Queste le parti incostituzionali della legge Calderoli, secondo quanto riferito nel comunicato della Consulta che anticipa la sentenza:
- la possibilità che l’intesa tra lo Stato e la Regione e la successiva legge di differenziazione trasferiscano materie o ambiti di materie, “laddove la Corte – si scrive nel comunicato finale della Consulta - ritiene che la devoluzione debba riguardare specifiche funzioni legislative e amministrative e debba essere giustificata, in relazione alla singola regione, alla luce del principio di sussidiarietà”;
- il conferimento di una delega legislativa per la determinazione dei livelli essenziali delle prestazioni concernenti i diritti civili e sociali (Lep) priva di idonei criteri direttivi, "con la conseguenza che la decisione sostanziale viene rimessa nelle mani del governo, limitando il ruolo costituzionale del Parlamento";
- la previsione che sia un decreto del presidente del Consiglio dei ministri (Dpcm) a determinare l’aggiornamento dei Lep;
- il ricorso alla procedura prevista dalla legge 197 del 2022 (legge di bilancio per il 2023) per la determinazione dei Lep con Dpcm, sino all’entrata in vigore dei decreti legislativi previsti dalla stessa legge per definire i Lep;
- la possibilità di modificare, con decreto interministeriale, le aliquote della compartecipazione al gettito dei tributi erariali, prevista per finanziare le funzioni trasferite, in caso di scostamento tra il fabbisogno di spesa e l’andamento dello stesso gettito; “in base a tale previsione – spiega la Consulta - potrebbero essere premiate proprio le regioni inefficienti, che, dopo aver ottenuto dallo Stato le risorse finalizzate all’esercizio delle funzioni trasferite, non sono in grado di assicurare con quelle risorse il compiuto adempimento delle stesse funzioni”;
- la facoltatività, piuttosto che la doverosità, per le regioni destinatarie della devoluzione, del concorso agli obiettivi di finanza pubblica, con conseguente indebolimento dei vincoli di solidarietà e unità della Repubblica;
- l’estensione della legge 86 del 2024 (la legge Calderoli), e dunque dell’articolo 116, terzo comma, della Costituzione, alle regioni a statuto speciale, che invece, per ottenere maggiori forme di autonomia, possono ricorrere alle procedure previste dai loro statuti speciali.

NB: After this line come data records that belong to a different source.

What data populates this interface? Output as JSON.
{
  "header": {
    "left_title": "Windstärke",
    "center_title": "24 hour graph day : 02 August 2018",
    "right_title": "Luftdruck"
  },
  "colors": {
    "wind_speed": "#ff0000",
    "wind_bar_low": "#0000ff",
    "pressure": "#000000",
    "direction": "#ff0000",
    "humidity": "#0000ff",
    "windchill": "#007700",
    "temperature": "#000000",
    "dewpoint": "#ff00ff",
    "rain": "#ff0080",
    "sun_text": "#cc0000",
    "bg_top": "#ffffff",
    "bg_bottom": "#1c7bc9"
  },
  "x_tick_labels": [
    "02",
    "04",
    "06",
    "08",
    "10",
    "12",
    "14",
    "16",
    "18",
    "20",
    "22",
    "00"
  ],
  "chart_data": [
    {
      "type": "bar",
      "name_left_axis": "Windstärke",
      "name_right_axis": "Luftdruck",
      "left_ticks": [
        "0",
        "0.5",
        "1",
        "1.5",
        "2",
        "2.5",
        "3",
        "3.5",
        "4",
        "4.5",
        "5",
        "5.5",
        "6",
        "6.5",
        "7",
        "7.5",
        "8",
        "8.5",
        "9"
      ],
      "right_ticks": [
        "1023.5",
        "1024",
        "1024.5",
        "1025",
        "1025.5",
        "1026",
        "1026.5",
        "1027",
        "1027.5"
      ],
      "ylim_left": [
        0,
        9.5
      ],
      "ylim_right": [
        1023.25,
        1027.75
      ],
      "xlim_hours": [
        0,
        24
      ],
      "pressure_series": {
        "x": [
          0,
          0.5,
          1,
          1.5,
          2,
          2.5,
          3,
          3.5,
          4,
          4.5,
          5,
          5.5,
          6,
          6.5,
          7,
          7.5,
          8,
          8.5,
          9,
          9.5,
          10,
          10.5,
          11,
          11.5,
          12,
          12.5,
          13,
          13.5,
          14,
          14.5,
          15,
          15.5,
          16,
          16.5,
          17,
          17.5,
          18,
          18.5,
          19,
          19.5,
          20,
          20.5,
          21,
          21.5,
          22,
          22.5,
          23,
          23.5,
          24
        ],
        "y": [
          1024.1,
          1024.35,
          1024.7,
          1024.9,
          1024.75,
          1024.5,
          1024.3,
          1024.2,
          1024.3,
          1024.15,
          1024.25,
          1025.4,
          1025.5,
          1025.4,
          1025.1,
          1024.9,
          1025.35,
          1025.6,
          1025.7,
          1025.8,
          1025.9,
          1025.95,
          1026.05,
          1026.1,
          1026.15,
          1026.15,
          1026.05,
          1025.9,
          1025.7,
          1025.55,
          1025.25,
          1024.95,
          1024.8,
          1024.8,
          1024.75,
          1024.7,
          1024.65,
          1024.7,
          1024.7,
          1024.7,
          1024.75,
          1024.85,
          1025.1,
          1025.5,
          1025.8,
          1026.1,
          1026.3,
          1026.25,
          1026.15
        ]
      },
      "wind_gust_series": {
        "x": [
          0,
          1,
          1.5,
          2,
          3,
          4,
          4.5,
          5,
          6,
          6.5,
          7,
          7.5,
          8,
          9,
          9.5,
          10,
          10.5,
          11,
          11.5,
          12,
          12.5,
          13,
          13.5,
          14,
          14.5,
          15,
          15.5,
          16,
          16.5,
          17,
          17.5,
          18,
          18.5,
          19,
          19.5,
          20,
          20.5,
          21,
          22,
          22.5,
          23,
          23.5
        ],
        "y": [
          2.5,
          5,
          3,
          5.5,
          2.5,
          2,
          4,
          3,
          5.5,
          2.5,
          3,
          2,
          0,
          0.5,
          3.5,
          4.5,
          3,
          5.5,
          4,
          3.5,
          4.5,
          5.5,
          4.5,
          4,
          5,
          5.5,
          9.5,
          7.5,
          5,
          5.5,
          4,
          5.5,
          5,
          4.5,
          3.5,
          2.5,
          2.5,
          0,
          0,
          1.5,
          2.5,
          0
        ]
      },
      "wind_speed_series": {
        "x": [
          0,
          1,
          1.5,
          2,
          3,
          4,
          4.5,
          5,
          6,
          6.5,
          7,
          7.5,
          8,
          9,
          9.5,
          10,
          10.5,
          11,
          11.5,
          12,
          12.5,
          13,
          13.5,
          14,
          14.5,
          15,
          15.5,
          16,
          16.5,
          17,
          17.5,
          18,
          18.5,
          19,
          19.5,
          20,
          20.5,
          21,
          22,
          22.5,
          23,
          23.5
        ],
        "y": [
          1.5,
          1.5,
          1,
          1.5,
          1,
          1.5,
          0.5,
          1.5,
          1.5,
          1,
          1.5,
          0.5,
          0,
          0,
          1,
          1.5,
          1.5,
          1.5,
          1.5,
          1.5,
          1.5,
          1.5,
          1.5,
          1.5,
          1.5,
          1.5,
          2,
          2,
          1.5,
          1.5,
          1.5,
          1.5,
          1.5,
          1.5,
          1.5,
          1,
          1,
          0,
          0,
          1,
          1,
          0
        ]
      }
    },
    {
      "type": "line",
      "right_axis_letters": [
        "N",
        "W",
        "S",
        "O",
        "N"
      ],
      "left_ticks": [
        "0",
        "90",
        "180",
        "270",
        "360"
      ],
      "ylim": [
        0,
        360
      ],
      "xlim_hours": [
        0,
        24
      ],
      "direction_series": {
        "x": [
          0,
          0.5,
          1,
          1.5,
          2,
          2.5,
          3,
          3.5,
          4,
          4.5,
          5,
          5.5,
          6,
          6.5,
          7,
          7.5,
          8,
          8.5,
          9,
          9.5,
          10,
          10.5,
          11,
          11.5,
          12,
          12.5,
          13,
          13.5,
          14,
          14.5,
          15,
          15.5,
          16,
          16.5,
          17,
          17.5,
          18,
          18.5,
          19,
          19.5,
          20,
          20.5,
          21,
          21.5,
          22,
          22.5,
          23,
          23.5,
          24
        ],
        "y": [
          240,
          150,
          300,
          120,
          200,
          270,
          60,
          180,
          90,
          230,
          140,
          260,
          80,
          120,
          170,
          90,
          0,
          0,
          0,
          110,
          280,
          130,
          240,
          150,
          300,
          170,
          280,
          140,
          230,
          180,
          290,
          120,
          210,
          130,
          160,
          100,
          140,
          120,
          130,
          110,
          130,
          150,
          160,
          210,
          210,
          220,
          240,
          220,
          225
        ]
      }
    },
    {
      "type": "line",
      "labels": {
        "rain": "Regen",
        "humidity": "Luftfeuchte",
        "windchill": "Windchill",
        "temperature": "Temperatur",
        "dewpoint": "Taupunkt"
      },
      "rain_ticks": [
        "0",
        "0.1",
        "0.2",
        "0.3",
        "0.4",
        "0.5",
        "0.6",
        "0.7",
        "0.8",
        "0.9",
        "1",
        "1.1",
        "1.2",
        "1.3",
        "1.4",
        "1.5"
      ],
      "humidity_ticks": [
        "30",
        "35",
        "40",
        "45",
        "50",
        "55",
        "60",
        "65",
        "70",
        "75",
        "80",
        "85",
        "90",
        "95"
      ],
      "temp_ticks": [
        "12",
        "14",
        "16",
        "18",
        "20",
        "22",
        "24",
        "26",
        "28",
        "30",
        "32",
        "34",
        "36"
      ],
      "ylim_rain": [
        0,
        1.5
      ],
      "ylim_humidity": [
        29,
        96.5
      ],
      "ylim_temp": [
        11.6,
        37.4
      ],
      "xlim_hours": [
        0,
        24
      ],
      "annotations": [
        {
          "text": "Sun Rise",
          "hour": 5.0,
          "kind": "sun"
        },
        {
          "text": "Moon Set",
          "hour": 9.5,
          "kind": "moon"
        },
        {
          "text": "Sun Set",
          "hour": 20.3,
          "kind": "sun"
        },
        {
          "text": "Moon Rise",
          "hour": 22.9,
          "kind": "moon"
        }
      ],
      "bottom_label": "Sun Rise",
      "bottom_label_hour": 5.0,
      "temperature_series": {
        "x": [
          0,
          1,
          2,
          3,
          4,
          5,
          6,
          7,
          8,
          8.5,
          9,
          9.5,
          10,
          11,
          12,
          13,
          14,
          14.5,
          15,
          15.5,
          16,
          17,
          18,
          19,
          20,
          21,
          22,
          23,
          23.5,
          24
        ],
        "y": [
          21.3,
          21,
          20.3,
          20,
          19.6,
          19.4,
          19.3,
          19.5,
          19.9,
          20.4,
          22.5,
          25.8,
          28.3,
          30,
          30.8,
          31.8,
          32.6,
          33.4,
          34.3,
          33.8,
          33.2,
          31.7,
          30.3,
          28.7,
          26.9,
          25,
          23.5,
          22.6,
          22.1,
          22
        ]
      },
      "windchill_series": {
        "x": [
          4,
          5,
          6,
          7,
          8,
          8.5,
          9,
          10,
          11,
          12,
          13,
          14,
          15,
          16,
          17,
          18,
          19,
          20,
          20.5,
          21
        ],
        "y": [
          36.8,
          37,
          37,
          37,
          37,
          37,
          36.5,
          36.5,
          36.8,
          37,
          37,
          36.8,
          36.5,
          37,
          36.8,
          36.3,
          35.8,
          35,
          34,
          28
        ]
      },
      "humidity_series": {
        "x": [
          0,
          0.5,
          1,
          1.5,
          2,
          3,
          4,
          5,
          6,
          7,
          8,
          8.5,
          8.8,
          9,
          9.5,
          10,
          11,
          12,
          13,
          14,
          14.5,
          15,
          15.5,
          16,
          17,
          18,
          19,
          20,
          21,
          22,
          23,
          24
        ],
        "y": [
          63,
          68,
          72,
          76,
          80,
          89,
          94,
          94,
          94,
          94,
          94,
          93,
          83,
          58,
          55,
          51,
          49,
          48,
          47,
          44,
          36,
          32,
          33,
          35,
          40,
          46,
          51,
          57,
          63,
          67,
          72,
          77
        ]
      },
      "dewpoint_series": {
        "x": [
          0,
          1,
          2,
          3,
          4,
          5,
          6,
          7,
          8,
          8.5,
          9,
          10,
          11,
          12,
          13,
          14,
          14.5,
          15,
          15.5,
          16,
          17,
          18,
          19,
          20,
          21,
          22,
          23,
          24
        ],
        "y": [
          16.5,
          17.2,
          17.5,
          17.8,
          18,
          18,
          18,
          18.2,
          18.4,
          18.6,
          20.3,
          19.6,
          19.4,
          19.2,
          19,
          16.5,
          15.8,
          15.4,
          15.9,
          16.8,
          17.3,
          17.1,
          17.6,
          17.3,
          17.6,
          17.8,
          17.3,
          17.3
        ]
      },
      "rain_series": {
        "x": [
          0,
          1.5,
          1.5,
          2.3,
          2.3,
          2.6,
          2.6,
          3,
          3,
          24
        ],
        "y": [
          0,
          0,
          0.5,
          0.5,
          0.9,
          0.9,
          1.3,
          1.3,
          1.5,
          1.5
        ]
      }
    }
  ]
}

La Consulta ritiene invece coerente con il quadro costituzionale il fatto che l’iniziativa legislativa sull'autonomia non sia riservata unicamente al governo, che il Parlamento abbia possibilità di emendare le intese con le regioni, la distinzione tra materie Lep e materie no-Lep, la sostituzione della spesa storica con costi e fabbisogni standard, la "clausola di invarianza finanziaria".
Ora, ricorda la Corte costituzionale, "spetta al Parlamento, nell’esercizio della sua discrezionalità, colmare i vuoti derivanti dall’accoglimento di alcune delle questioni sollevate dalle ricorrenti, nel rispetto dei principi costituzionali, in modo da assicurare la piena funzionalità della legge". Il testo dunque viene riaperto, e questo da un lato ne bloccherà l'attuazione, dall'altro potrebbe cambiare i tempi del referendum abrogativo.
Importante la postilla finale della Consulta: la Corte, si specifica, "resta competente a vagliare la costituzionalità delle singole leggi di differenziazione, qualora venissero censurate con ricorso in via principale da altre regioni o in via incidentale". Anche le singole intese, insomma, dovranno passare il vaglio dei giudici costituzionali.